One tenet in business is that success breeds success. Successful entrepreneurs often share a familiar story: It takes years of work and many failures to earn their first million dollars, but only a short time to earn their second million. Success in any arena requires confidence.
Newbie bowhunters often struggle with confidence simply because they haven’t arrowed anything big yet. People transitioning to the bow from the gun sometimes lose confidence when they realize just how difficult it is to close the distance on a cagey old buck rather than sniping it from 600 yards across a canyon.
During my first bowhunt, after spooking several bucks out of bow range, I remember looking down at my 80s-model hand-me-down bow and feeling completely helpless. What I didn’t realize was that I was learning a lot about deer behavior with every encounter. The next season I arrowed a little 4×4 buck that had me brimming with confidence.
Without confidence, you’ll continually second guess yourself. Which direction should I travel? Where should I sit in ambush? At this stage it’s helpful to have a mentor. If you don’t have a mentor, don’t despair; there are innumerable books, magazines, and online resources available that teach various hunting skills including locating, stalking, and field judging bucks.
Confidence increases as you learn about your prey and its behavior. Even before the season starts you need to get out there and put in some time scouting, tracking, and observing deer in their natural environment. The woods itself really is the best teacher. Learning how to identify big buck sign and habitat is key. No longer will you waste time in small deer habitat or nursery areas.
Before I ever bagged a real trophy buck I thought I was a decent bowhunter.
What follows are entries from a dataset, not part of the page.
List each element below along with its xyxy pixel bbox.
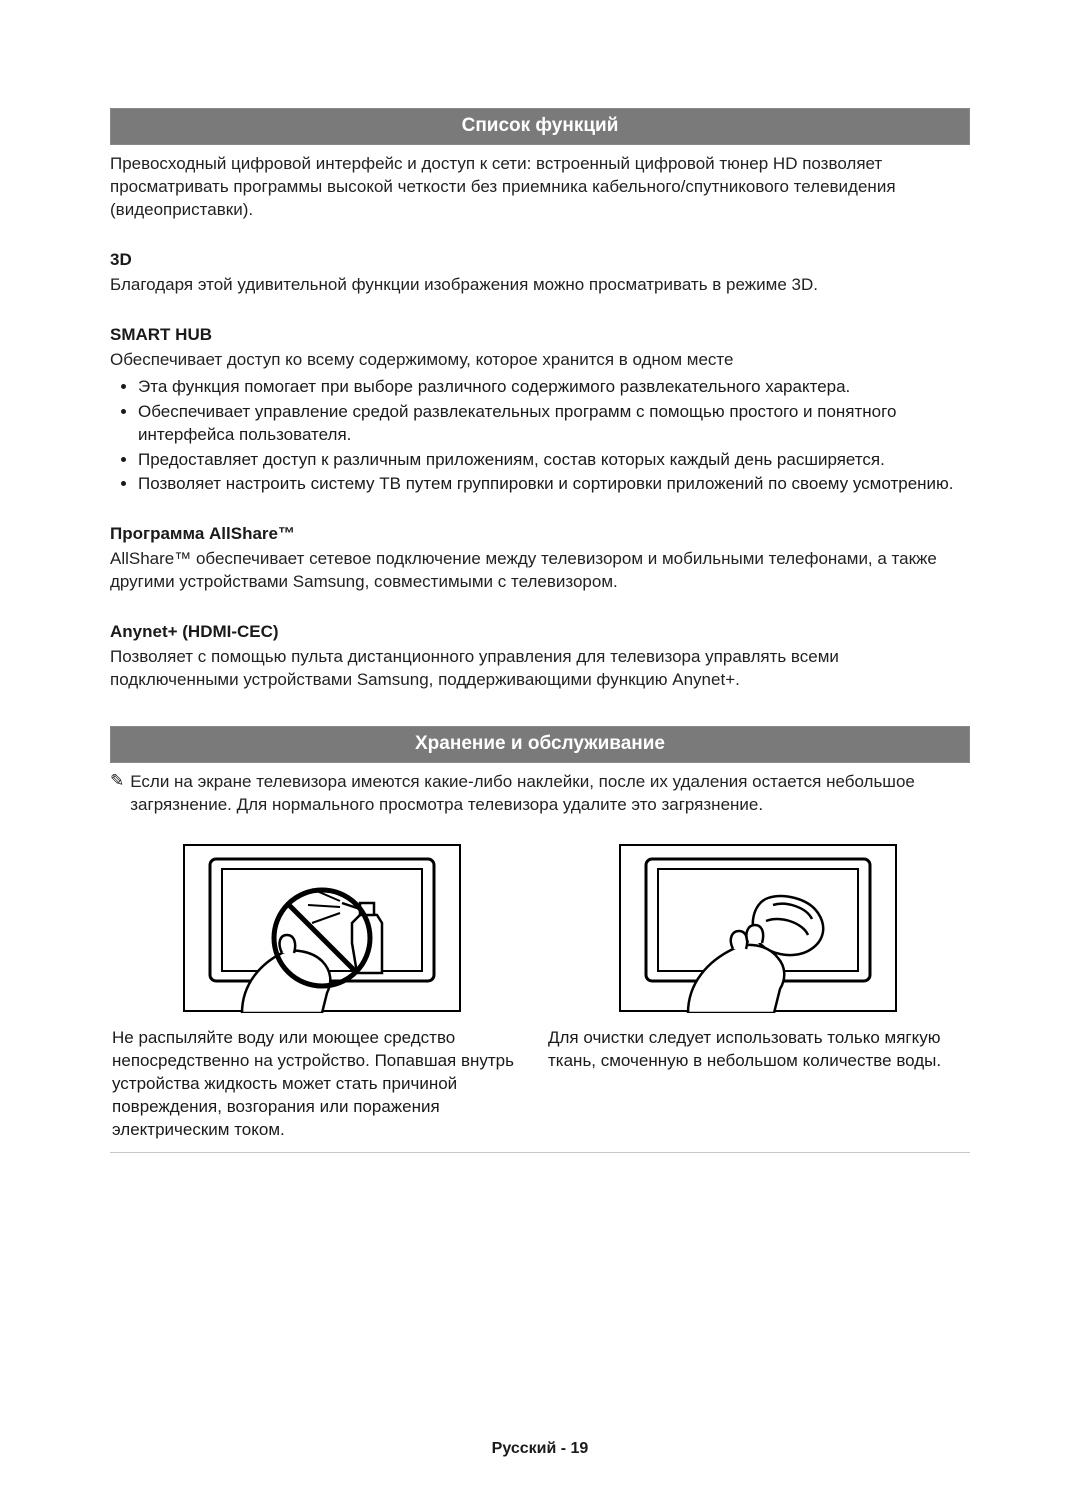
care-col-right: Для очистки следует использовать только … bbox=[546, 843, 970, 1142]
divider bbox=[110, 1152, 970, 1153]
illustration-damp-cloth bbox=[618, 843, 898, 1013]
page-footer: Русский - 19 bbox=[0, 1440, 1080, 1458]
section-header-care: Хранение и обслуживание bbox=[110, 726, 970, 763]
footer-separator: - bbox=[556, 1440, 570, 1457]
feature-desc-3d: Благодаря этой удивительной функции изоб… bbox=[110, 274, 970, 297]
feature-desc-anynet: Позволяет с помощью пульта дистанционног… bbox=[110, 646, 970, 692]
footer-language: Русский bbox=[492, 1440, 557, 1457]
note-icon: ✎ bbox=[110, 771, 124, 791]
care-col-left: Не распыляйте воду или моющее средство н… bbox=[110, 843, 534, 1142]
feature-desc-smarthub: Обеспечивает доступ ко всему содержимому… bbox=[110, 349, 970, 372]
features-intro: Превосходный цифровой интерфейс и доступ… bbox=[110, 153, 970, 222]
care-note-text: Если на экране телевизора имеются какие-… bbox=[130, 771, 970, 817]
footer-page-number: 19 bbox=[571, 1440, 589, 1457]
care-grid: Не распыляйте воду или моющее средство н… bbox=[110, 843, 970, 1142]
feature-title-anynet: Anynet+ (HDMI-CEC) bbox=[110, 622, 970, 642]
feature-title-3d: 3D bbox=[110, 250, 970, 270]
list-item: Предоставляет доступ к различным приложе… bbox=[138, 449, 970, 472]
care-note-row: ✎ Если на экране телевизора имеются каки… bbox=[110, 771, 970, 817]
list-item: Эта функция помогает при выборе различно… bbox=[138, 376, 970, 399]
feature-bullets-smarthub: Эта функция помогает при выборе различно… bbox=[110, 376, 970, 497]
care-caption-left: Не распыляйте воду или моющее средство н… bbox=[110, 1027, 534, 1142]
illustration-no-spray bbox=[182, 843, 462, 1013]
feature-title-smarthub: SMART HUB bbox=[110, 325, 970, 345]
feature-desc-allshare: AllShare™ обеспечивает сетевое подключен… bbox=[110, 548, 970, 594]
document-page: Список функций Превосходный цифровой инт… bbox=[0, 0, 1080, 1494]
list-item: Позволяет настроить систему ТВ путем гру… bbox=[138, 473, 970, 496]
list-item: Обеспечивает управление средой развлекат… bbox=[138, 401, 970, 447]
section-header-features: Список функций bbox=[110, 108, 970, 145]
feature-title-allshare: Программа AllShare™ bbox=[110, 524, 970, 544]
care-caption-right: Для очистки следует использовать только … bbox=[546, 1027, 970, 1073]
It wasn’t until I went up against a true 200-incher that I realized how little I knew. Trophy bucks act completely different than smaller bucks; they really are entirely different animals. For two years I played catch up, reading everything I could find on mule deer while simultaneously spending more days afield. It finally paid off and I got my trophy. Now, when I enter the woods I truly believe I can find and harvest a trophy buck with some level of consistency.
Confidence in Archery
Confidence plays an important role in shooting skills too. You’ll be lucky to get one shot in a season, so you need to be intimately familiar with your bow. I recommend shooting your bow year-round in order to maintain your shooting muscles and maintain your effective range. Everything, from loading an arrow to drawing your bow undetected should become automatic.
Finally, confident hunters know when to pull out. What if your honey hole dries up or is overrun with other hunters? This happens all the time, so you need to have the confidence to abandon your traditional hunting area and find a brand new one.
When I set my annual goal to harvest a trophy, I envision a real monster buck with huge mass and wide-sweeping antlers. I am confident that at least one giant, stud-buck lives in every unit of my state. I just have to find it. I can set such lofty goals because I know I will consciously and subconsciously do things every day to reach my goal.
The difficulty inherent in bowhunting may lead you to believe that trophy deer are impossible to hunt. Sometimes we elevate these animals to mystical levels, viewing them as unhuntable specters of the woods. Big bucks might be masters of survival, but they’re still just big, stinky animals. When they bust out and fly away from us with incredible speed and majesty, they still have to go somewhere. As quickly as they disappear, they reappear somewhere else. Go out and find them. You are a good hunter; you can do it!